A la suite de leur aménagement dans les biens immobiliers, Mme [X] [J] et M. [G] [V] ont informé le notaire instrumentaire de la présence de rats dans leur appartement.
C’est dans ce contexte que, par acte de commissaire de justice du 5 novembre 2024, Mme [X] [J] et M. [G] [V], ont fait assigner M. [W] [K], devant le tribunal judiciaire de BOBIGNY (93), aux fins d’être indemnisés au titre de la garantie des vices cachés.
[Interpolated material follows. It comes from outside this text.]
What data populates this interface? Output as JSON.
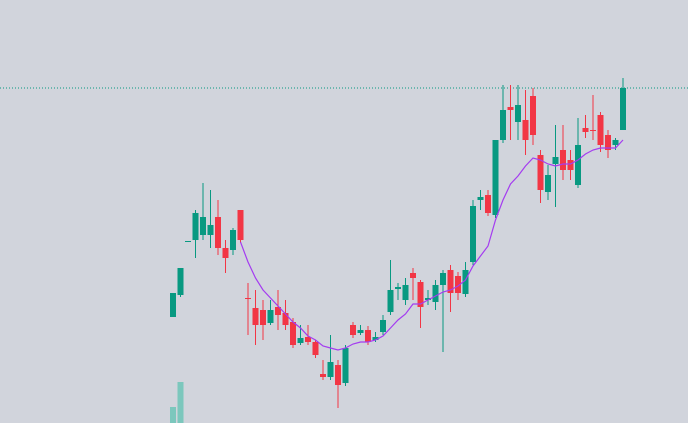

Aux termes de leurs dernières conclusions notifiées par RPVA le 26 février 2025, Mme [X] [J] et M. [G] [V] demandent au tribunal de :
A titre principal : Sur le fondement des vices cachés
• Juger que Monsieur [K] a vendu aux termes d’un acte authentique en date du 8 novembre 2022 à Madame [J] et Monsieur [V] un immeuble affecté d’un vice caché,
• Juger que Monsieur [K] avait connaissance du vice caché,
• Condamner Monsieur [K] à exécuter sa garantie contre les vices cachés,
Par conséquent,
A titre principal,
• Condamner Monsieur [K] à payer à Madame [J] et Monsieur [V] la somme de 10.000 € au titre de restitution d’une partie du prix de la chose, sur le fondement de l’article 1644 du Code civil,
A titre subsidiaire,
• Condamner Monsieur [K] à payer à Madame [J] et Monsieur [V] la somme de 6.641 € au titre de la prise en charge des travaux de remise en état et de décontamination,
En tout état de cause,
• Condamner Monsieur [K] à payer à Madame [J] et Monsieur [V] la somme de 16.000 € à titre de dommages et intérêts en réparation du préjudice subi, sur le fondement de l’article 1645 du Code civil,
A titre subsidiaire : Sur le fondement du dol
• Dire et Juger que le consentement de Madame [J] et de Monsieur [V] a été vicié par les agissements de Monsieur [K], lequel a commis un dol,
• Condamner Monsieur [K] à payer à Madame [J] et Monsieur [V] la somme de 22.641 € à titre de dommages et intérêts, sur le fondement de l’article 1240 du Code civil,
• Débouter Monsieur [K] de l’intégralité de ses demandes fins et prétentions,
• Condamner Monsieur [K] à payer à Madame [J] et Monsieur [V] la somme de 3.000 € au titre de l’article 700 du Code de procédure civile, en sus de la prise en charge du cout du constat d’huissier du 29 décembre 2022 à hauteur de 240 € TTC,
• Condamner Monsieur [K] aux entiers dépens,
Se fondant sur les articles 1641, 1644 et 1645 du code civil, Mme [X] [J] et M. [G] [V] soutiennent que l’appartement acquis était affecté au moment de la vente d’un vice caché dont ils n’ont pas eu connaissance. Ils expliquent que deux trous, situés derrière les meubles de cuisine, non visibles lors de la visite de l’appartement, ont causé le passage de rats dans leur cuisine, portant atteinte à l’état sanitaire du bien et à son habitabilité. Ils affirment que ce vice était antérieur à la vente et que M. [W] [K], de mauvaise foi, en avait connaissance, mais qu’il n’en a pas informé les acquéreurs. Ils estiment que, s’ils avaient connu ce vice, ils auraient sollicité une décote du prix de vente de 10.000 euros. Par ailleurs, ils estiment avoir subi un préjudice de jouissance et un préjudice moral, du fait de la présence de rats dans leur appartement.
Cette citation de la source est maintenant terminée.